Reduced functionality mode is what Microsoft calls the read-only state Office apps fall into when their license-validation certificate expires before the app is updated. In that mode, Word, Excel, PowerPoint, Outlook, and OneNote lose the ability to edit, save, or create files, and they keep only the ability to open, view, and print existing ones. The restriction stays in place until the app is updated to a version that ships the renewed certificate.
Will my Office 2019 files be deleted after July 13, 2026?
No. Microsoft says the certificate is used only to validate the Office license, and the lockout does not delete any files from the device. Existing documents stay on disk, and users can keep reading them, copy the contents to another app, or upload them to OneDrive and keep working from a browser.
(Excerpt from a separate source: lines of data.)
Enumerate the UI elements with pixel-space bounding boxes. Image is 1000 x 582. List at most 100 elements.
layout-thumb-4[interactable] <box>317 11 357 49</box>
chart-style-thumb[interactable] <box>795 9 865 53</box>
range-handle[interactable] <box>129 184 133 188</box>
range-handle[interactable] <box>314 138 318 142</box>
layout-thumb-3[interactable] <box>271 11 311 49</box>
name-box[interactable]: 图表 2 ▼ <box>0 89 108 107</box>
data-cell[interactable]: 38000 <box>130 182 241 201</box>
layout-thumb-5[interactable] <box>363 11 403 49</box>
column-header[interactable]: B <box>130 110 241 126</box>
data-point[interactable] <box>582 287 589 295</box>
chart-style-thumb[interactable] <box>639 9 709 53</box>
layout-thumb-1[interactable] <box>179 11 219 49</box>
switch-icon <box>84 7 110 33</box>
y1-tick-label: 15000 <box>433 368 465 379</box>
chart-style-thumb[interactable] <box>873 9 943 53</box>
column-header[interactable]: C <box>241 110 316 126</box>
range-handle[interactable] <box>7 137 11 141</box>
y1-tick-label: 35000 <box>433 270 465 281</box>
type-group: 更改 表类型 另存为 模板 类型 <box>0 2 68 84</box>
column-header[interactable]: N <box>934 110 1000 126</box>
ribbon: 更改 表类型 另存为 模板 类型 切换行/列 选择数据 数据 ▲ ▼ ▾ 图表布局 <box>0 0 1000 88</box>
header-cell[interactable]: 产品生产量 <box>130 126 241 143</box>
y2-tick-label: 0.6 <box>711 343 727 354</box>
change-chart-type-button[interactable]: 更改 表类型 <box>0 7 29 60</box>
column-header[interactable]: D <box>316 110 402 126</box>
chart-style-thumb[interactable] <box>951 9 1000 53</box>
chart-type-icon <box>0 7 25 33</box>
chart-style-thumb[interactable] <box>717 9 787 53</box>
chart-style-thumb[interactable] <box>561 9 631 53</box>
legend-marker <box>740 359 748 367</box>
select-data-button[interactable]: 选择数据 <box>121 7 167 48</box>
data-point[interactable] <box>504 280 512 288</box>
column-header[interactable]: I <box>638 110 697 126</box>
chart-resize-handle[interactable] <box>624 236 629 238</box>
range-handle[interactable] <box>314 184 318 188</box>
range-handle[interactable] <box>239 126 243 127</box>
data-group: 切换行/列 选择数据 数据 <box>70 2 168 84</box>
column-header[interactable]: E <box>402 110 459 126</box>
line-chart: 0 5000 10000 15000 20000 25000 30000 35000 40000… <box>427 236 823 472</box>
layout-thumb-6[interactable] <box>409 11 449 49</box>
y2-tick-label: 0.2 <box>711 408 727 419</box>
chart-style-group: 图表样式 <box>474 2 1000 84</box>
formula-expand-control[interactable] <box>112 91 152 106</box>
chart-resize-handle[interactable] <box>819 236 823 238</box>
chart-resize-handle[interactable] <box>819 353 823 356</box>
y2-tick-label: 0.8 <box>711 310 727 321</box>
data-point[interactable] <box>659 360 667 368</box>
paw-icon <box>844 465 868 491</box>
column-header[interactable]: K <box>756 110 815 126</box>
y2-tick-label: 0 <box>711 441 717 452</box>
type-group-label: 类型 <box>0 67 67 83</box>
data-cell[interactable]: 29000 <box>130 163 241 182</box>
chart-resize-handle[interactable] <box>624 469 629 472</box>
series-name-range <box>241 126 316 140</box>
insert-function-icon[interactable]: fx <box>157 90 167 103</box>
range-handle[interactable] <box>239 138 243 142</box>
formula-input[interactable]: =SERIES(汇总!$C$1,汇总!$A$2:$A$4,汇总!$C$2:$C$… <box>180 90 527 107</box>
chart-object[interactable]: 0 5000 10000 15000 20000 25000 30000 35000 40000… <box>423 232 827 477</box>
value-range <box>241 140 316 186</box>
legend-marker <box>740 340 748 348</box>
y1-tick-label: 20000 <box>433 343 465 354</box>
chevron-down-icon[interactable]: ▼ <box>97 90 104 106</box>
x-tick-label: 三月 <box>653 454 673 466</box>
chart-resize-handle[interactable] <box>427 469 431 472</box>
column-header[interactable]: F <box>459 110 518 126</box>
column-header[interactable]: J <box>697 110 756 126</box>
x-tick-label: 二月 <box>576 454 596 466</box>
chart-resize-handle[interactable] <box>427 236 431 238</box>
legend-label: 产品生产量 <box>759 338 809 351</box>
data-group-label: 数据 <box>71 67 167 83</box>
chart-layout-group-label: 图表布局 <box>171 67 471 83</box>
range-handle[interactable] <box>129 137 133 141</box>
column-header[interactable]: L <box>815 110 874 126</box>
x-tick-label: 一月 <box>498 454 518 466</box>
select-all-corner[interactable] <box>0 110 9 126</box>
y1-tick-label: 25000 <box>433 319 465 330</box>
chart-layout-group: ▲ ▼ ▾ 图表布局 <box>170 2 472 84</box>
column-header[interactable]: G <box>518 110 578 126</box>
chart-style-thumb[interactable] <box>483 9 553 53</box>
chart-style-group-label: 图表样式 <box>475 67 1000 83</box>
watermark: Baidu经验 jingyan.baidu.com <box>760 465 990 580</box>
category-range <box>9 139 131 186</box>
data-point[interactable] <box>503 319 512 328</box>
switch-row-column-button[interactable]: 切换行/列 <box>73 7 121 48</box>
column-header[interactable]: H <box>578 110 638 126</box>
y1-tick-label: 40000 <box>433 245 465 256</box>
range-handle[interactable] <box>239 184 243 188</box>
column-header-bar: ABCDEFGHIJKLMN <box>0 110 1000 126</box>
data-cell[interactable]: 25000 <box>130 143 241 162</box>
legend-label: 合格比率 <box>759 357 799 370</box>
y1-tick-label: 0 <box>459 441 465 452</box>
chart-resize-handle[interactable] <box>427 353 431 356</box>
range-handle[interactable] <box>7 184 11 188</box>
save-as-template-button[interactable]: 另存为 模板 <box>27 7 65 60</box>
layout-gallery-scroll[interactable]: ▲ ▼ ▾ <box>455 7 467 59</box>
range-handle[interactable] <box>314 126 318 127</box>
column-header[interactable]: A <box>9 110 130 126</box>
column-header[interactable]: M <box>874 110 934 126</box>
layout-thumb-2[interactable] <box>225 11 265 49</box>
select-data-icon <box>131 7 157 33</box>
Can I keep editing Office 2019 documents on Windows after July 13?
Yes. The certificate change is specific to macOS and iOS, and Windows handles Office licensing through a different pipeline. An Office 2019 install on a Windows PC keeps full editing on July 13 and beyond, and the same applies to Android devices.
What if my Mac cannot run macOS 12 Monterey?
The desktop apps cannot be updated to receive the renewed certificate, so editing in Office 2019, Office 2021, and Microsoft 365 for Mac will all be blocked on hardware that cannot run macOS 12 Monterey. Your options on older Macs are Microsoft 365 on the web at m365.cloud.microsoft, or free local apps like Apple Pages, Numbers, Keynote, and LibreOffice, which all read and write the standard Office formats.
Is there a way to get a new certificate for Office 2019 on Mac?
Not from Microsoft. No stand-alone certificate refresh exists for Office 2019, because the certificate is bundled inside the Microsoft 365 app update, and Office 2019 for Mac is out of support and receives no updates. TidBITS has speculated that Microsoft could ship a small utility similar to its existing License Removal Tool, but no such tool has been announced.